On Fri, Feb 27, 2026 at 02:11:49AM +0900, Harry Yoo wrote:
> On Thu, Feb 26, 2026 at 11:42:02AM -0500, Alan Stern wrote:
> > On Fri, Feb 27, 2026 at 01:17:52AM +0900, Harry Yoo wrote:
> > > On Thu, Feb 26, 2026 at 10:45:55AM -0500, Alan Stern wrote:
> > > > On Thu, Feb 26, 2026 at 03:35:08PM +0900, Harry Yoo wrote:
> > > > > Because the slab allocator itself doesn't guarantee that such
> > > > > barriers are invoked within the allocator, it relies on users to
> > > > > do this when needed.
> > > >
> > > > It doesn't? Then how does the slab allocator guarantee that two
> > > > different CPUs won't try to perform allocations or deallocations from
> > > > the same slab at the same time, messing everything up?
> > >
> > > Ah, alloc/free slowpaths do use cmpxchg128 or spinlock and
> > > don't mess things up.
> > >
> > > But fastpath allocs/frees are served from percpu array that is protected
> > > by a local_lock. local_lock has a compiler barrier in it, but that's
> > > not enough.
> >
> > If those things rely on a percpu array, how can one CPU possibly
> > manipulate a resource (slab or something else) that was changed by a
> > different CPU?
>
> AFAICT that shouldn't happen within the slab allocator.
>
> > The whole point of percpu data structures is that each
> > CPU gets its own copy.
>
> Exactly.
>
> But I'm not talking about what happens within the allocator,
> but rather, about what slab expects to happen outside the allocator.

I understand.

> Something like this:
>
> CPU X CPU Y
> ptr = kmalloc();
> WRITE_ONCE(gp, ptr);
> if (p = READ_ONCE(gp))
> kfree(p);
>
> Yes, it's a crazy thing to do. CPU Y isn't guaranteed to see
> up-to-date version of object content or metadata.
>
> Instead, the code should do:
>
> CPU X CPU Y
> ptr = kmalloc();
> gp = smp_store_release(&gp, ptr);
>
> if (p = smp_load_acquire(&gp))
> kfree(p);
>
> One reason that I started this discussion was to argue that we should
> have a well-defined a contract between the slab allocator and its users.

Yes, you have made that quite clear. But you're missing _my_ point.

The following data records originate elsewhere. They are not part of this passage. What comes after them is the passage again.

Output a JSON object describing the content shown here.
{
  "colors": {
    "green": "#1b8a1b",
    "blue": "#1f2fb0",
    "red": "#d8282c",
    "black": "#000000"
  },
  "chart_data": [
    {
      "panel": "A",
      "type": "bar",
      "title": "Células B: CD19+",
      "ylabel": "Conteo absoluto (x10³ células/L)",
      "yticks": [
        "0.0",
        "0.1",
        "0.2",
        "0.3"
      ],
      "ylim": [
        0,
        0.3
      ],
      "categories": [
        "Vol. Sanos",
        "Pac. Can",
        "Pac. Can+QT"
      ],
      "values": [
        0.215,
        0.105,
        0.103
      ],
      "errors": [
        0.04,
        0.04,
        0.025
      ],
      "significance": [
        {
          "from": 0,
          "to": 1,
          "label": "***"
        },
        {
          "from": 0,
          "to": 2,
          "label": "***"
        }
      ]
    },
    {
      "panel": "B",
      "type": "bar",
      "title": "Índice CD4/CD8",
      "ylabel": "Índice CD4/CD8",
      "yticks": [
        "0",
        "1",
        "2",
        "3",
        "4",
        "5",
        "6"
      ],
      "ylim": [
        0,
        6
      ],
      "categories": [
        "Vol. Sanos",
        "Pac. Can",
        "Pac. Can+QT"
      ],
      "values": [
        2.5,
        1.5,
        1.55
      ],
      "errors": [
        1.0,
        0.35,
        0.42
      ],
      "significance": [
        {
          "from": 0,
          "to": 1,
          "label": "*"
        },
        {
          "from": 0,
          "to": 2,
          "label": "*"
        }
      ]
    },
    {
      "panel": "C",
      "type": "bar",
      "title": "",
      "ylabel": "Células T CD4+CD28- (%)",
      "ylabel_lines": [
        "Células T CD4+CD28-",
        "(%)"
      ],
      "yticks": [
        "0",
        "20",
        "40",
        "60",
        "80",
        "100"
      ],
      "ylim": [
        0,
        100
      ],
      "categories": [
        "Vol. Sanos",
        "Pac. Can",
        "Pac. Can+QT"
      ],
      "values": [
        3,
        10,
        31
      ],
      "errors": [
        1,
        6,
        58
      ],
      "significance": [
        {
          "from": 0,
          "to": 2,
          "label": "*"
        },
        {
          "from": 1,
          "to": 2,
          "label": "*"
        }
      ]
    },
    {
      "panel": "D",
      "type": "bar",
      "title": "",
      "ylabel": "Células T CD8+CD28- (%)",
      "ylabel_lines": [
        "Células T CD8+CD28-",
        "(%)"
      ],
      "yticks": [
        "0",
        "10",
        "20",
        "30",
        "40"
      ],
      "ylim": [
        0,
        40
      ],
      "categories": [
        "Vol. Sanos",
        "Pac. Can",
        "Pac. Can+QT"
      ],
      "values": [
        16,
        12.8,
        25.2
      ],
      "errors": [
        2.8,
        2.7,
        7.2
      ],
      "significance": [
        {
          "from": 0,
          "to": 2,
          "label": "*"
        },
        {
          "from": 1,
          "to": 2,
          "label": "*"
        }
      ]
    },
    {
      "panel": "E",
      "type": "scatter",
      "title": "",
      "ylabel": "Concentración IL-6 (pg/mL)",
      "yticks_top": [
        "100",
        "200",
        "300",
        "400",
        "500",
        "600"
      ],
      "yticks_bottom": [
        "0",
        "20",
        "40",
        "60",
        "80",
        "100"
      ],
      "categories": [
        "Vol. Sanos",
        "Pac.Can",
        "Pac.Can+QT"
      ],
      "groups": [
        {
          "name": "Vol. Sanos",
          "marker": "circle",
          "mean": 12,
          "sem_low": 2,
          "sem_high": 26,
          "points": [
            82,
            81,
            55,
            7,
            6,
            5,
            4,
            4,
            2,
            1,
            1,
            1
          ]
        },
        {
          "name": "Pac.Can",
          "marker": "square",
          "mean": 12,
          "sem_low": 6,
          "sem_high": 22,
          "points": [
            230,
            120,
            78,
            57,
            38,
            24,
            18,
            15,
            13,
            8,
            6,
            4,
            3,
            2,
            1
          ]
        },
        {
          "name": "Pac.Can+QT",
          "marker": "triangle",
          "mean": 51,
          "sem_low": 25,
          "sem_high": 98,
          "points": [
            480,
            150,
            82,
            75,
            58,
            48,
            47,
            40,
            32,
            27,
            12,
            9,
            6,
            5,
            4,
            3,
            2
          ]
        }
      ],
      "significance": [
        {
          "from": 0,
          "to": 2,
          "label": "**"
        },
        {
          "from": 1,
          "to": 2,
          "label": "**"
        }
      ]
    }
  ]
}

Which is: The same mechanism that the slab allocator uses to ensure that
CPU X and CPU Y won't step on each other's toes if they both run
kmalloc/kfree at the same time should also be able to guarantee that the
metadata changes made by CPU X will be visible to CPU Y if Y manipulates
a slab that X just finished with.

To put it another way, ensuring non-interference during simultaneous
accesses isn't all that different from ensuring coherence during
sequential accesses. Doing the first should easily allow doing the
second.

And if it doesn't then something questionable is going on.

Alan Stern